Elevra Lithium shares jump before ASX 200 entry as Macquarie lifts rating

Elevra Lithium shares jump before ASX 200 entry as Macquarie lifts rating

June 16, 2026

Sydney, June 17, 2026, 06:22 (AEST)

  • Elevra Lithium last traded at A$13.10 on Tuesday, up 6.59%, before the ASX’s Wednesday session.
  • Macquarie upgraded the stock to Outperform from Neutral with an A$14.50 target, while Elevra is due to join the S&P/ASX 200 on June 22.
  • Lithium prices slipped on Tuesday, keeping commodity risk in focus even as investors priced in index demand and project funding.

Elevra Lithium Limited shares rallied on Tuesday, extending a sharp one-week gain as investors positioned ahead of the company’s planned entry into the S&P/ASX 200 and a fresh Macquarie upgrade.

The Brisbane-based lithium producer last traded at A$13.10, up 81 cents, or 6.59%, with a delayed quote showing a day’s range of A$12.46 to A$13.425. The stock is up 18.77% over five trading days and 62.94% since the start of 2026, according to market data.

Why now is fairly simple. S&P Dow Jones Indices said Elevra will be added to the S&P/ASX 200 before trading opens on June 22. Index inclusion matters because passive funds and benchmark-aware managers may need to buy shares to track the index, though the size and timing of that demand are not disclosed.

The move also followed a broker call. MarketScreener listed a June 15 Macquarie upgrade of Elevra to Outperform from Neutral, with a price target of A$14.50. That is not a guarantee of further gains, but it gave the market another reason to revisit a stock that had already been moving hard.

Elevra’s rally stood out in the lithium group. Pilbara Minerals fell 4.48% to A$6.19 on Tuesday, according to Google Finance, while Liontown was quoted at A$2.05 after trading between A$2.04 and A$2.25, Investing.com data showed.

The broader market backdrop was mixed. The S&P/ASX 200 edged up 3.7 points, or 0.04%, to 8,917.7 on Tuesday after the Reserve Bank of Australia held the cash rate at 4.35%. The RBA said inflation was still too high, a reminder that funding conditions remain important for miners with expansion plans.

Elevra is not only a market-flow story. The company is a dual-listed lithium producer and developer on ASX and Nasdaq, with assets including North American Lithium in Québec, Moblan, Carolina Lithium and a stake in Ewoyaa.

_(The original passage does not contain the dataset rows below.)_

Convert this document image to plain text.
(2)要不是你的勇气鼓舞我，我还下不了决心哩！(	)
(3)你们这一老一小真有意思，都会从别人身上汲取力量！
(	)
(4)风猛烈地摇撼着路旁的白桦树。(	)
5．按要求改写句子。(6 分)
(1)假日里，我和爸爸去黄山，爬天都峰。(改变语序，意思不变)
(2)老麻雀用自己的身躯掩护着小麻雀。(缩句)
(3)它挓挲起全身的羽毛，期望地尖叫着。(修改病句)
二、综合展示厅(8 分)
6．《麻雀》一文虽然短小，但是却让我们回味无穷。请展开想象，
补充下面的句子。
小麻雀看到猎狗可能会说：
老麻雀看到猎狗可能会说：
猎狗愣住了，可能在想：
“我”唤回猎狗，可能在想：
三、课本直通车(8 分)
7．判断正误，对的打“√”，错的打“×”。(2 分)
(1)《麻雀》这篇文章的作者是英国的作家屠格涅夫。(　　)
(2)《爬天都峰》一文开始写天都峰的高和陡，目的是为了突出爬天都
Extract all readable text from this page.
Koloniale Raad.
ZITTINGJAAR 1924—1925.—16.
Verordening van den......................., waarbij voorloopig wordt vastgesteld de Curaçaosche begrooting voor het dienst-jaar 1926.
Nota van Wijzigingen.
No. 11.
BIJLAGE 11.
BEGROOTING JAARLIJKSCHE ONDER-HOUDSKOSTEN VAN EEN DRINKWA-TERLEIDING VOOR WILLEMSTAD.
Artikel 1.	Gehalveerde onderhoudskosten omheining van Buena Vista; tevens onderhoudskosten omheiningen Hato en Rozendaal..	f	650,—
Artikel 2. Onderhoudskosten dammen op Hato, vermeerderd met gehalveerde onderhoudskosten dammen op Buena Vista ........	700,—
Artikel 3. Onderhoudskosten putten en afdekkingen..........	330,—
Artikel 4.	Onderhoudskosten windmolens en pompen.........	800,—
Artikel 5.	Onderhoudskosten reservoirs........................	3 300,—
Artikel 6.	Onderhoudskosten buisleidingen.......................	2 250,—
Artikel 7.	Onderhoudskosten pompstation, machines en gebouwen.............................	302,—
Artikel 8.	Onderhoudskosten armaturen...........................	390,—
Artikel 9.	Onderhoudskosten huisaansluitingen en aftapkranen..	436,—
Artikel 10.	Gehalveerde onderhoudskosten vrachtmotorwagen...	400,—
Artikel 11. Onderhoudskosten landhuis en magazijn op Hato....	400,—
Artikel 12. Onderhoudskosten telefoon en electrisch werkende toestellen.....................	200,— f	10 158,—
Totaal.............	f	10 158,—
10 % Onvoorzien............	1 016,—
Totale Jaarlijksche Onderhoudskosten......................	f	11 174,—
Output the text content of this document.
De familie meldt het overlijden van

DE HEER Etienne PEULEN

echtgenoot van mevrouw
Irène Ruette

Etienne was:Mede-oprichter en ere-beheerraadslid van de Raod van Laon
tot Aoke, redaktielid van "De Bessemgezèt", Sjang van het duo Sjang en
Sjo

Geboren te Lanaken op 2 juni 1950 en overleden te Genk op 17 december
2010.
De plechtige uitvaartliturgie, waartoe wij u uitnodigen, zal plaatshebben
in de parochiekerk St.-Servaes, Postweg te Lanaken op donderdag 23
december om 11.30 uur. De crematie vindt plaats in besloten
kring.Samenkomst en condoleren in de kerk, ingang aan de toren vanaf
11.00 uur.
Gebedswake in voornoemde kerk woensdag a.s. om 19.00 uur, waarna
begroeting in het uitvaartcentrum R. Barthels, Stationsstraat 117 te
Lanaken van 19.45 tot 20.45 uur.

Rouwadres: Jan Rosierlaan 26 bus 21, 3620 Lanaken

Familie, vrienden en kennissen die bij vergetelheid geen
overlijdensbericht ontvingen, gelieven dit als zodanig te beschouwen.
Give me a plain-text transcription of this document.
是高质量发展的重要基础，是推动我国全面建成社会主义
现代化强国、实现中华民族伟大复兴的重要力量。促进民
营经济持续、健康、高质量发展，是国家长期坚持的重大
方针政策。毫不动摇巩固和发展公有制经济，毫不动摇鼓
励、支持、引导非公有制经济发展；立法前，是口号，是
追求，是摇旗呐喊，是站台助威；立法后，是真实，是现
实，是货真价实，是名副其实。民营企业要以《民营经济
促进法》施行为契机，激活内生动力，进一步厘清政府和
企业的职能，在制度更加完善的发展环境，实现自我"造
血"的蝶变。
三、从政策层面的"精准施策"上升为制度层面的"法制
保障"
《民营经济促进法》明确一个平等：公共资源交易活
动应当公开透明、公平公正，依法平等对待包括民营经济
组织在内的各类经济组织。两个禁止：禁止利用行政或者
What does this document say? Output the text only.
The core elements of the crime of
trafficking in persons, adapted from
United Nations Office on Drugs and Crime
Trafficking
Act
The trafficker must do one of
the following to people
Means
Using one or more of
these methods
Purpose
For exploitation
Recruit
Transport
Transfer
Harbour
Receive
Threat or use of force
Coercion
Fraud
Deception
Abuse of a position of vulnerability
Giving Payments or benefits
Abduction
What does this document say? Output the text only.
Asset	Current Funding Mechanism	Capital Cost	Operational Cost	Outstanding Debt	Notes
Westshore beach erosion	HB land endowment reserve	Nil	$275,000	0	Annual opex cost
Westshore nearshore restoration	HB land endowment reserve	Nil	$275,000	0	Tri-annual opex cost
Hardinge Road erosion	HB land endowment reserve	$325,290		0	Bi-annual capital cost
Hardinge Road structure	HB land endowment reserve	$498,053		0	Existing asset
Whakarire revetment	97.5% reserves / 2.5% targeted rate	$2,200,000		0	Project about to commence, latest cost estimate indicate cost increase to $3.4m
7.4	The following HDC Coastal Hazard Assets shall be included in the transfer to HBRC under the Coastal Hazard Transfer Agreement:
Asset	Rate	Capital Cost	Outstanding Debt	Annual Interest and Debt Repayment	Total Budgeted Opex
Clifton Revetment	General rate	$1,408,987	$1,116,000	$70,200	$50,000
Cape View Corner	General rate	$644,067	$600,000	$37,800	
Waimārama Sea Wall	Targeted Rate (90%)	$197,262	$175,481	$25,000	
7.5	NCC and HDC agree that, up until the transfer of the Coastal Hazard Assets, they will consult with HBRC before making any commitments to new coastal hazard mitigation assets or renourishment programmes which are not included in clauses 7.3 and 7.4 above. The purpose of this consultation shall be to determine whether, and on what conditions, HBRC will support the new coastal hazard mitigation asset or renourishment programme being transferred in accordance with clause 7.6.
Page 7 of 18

Its recent funding has become part of the stock case. Elevra completed a share purchase plan, or SPP — a plan that lets eligible retail holders buy new shares directly — after a A$275 million institutional placement. The company said proceeds would help fund the North American Lithium brownfield expansion and Moblan work through final investment decision, the point at which a company commits to building a project.

Managing Director and CEO Lucas Dow said last month that investor support showed “significant validation for the NAL Brownfield Expansion and Elevra’s growth strategy.” The placement was priced at A$12.20 a share and represented about 13.3% of shares then on issue, according to a company filing. SEC

The but is the lithium price. Trading Economics said lithium fell 0.88% to 169,000 yuan a tonne on June 16 and was down 11.75% over the past month, even after a large year-on-year rise. That matters because Elevra’s earnings power will remain tied to spodumene concentrate, the lithium-bearing mineral feedstock sold into battery supply chains.

The next catalyst is the June 22 index change, followed by delivery on the NAL expansion and any further details on Moblan. If passive buying is smaller than expected, lithium prices weaken further, or project costs rise, the rally could lose some of its force quickly.